In keeping with Jack’s comments in 3.7 about his relationship with Parse, the dialogue in 4.19 is in many senses unspecific and doesn’t give us much more about what actually happened between them. Kent says, “I was shit to him,” and it’s entirely unclear if he means at Epikegster or “at 18, as a rookie in the league,” or before that. (Kent would have been a rookie at 19, of course, but let’s ignore that, I guess.) An interesting point about this is that we all found out Parse would be apologizing in this strip in January 2019, and the comic was posted for Patrons without dialogue for Parse’s birthday in July 2019. So there’s been plenty of time for everyone to comment on the idea that Parse was going to show up and apologize to Bitty. It seems to be a rebuke to readers who pointed out that Jack previously told Bitty he and Kent “owe each other a lot of apologies”; in 4.19 Parse says, “If he thinks he owe me an apology for that, he doesn’t.” The “that” in question here is “The shit I was doing at 18, as a rookie in the league … wasn’t good for him.” What does any of this fucking mean?

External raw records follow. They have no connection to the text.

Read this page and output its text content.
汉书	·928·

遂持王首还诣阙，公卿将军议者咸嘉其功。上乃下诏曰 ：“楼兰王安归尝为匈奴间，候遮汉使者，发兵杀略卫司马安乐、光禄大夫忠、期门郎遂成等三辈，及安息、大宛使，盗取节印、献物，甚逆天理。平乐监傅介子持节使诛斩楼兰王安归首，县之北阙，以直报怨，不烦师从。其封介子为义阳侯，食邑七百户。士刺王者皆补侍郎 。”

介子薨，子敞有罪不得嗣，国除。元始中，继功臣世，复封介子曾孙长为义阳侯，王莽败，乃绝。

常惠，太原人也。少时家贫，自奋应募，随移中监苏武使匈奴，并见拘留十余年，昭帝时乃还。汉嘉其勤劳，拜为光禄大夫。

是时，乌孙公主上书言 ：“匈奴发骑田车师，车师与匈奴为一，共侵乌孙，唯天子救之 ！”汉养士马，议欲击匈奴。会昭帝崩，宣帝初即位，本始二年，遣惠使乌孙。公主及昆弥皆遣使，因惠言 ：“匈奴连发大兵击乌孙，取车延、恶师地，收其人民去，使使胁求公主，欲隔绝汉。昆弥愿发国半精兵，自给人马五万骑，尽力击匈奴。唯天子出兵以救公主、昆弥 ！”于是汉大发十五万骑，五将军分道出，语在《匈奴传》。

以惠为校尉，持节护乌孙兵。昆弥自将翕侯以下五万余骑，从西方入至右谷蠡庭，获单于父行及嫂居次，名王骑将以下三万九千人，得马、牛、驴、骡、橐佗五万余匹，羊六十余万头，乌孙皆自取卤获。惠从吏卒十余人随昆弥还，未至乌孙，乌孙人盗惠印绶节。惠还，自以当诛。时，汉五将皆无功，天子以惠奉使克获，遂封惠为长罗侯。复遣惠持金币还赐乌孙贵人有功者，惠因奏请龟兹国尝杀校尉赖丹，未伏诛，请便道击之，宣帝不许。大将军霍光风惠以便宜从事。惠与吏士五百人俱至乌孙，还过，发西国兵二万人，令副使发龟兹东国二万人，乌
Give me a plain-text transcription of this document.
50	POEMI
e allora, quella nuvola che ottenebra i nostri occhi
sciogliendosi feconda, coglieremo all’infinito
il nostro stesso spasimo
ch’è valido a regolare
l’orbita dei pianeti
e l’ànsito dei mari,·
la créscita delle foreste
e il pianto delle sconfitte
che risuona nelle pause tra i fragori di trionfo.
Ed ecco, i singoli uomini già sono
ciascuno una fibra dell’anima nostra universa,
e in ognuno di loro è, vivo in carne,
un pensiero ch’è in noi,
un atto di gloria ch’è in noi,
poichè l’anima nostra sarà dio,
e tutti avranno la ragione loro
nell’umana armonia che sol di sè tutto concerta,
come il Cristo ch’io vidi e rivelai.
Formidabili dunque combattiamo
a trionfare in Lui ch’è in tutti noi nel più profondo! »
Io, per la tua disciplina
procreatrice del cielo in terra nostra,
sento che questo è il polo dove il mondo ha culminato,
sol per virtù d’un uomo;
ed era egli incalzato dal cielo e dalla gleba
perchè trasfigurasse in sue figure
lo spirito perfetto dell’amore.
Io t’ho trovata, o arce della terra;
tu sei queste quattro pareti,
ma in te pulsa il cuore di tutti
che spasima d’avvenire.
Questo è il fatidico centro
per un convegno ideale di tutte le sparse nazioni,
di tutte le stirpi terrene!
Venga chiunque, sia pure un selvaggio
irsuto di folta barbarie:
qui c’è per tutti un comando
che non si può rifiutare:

For a long time – I mean, not for a while now, but for the first couple of years I was in OMGCP fandom, I really did believe that many of these exchanges were purposely muddled and vague because they were going to be clarified later. Which apologies did Kent and Jack owe each other? What did Jack mean when he said “it takes a lot of growing up to realize someone wasn’t good for you”? What happened between them that wasn’t good for Jack? I really, seriously thought we were going to find out what dynamic or precipitating incident caused all of this. In 2.16: “Can we please know what happened at the draft?” And then, “How about Shitty tells us his first name!”
We now know Shitty’s first name, but I guess whatever the fuck it was that happened between Kent and Jack is just going to keep being Shroedinger’s fandom wank until some later date, or maybe forever.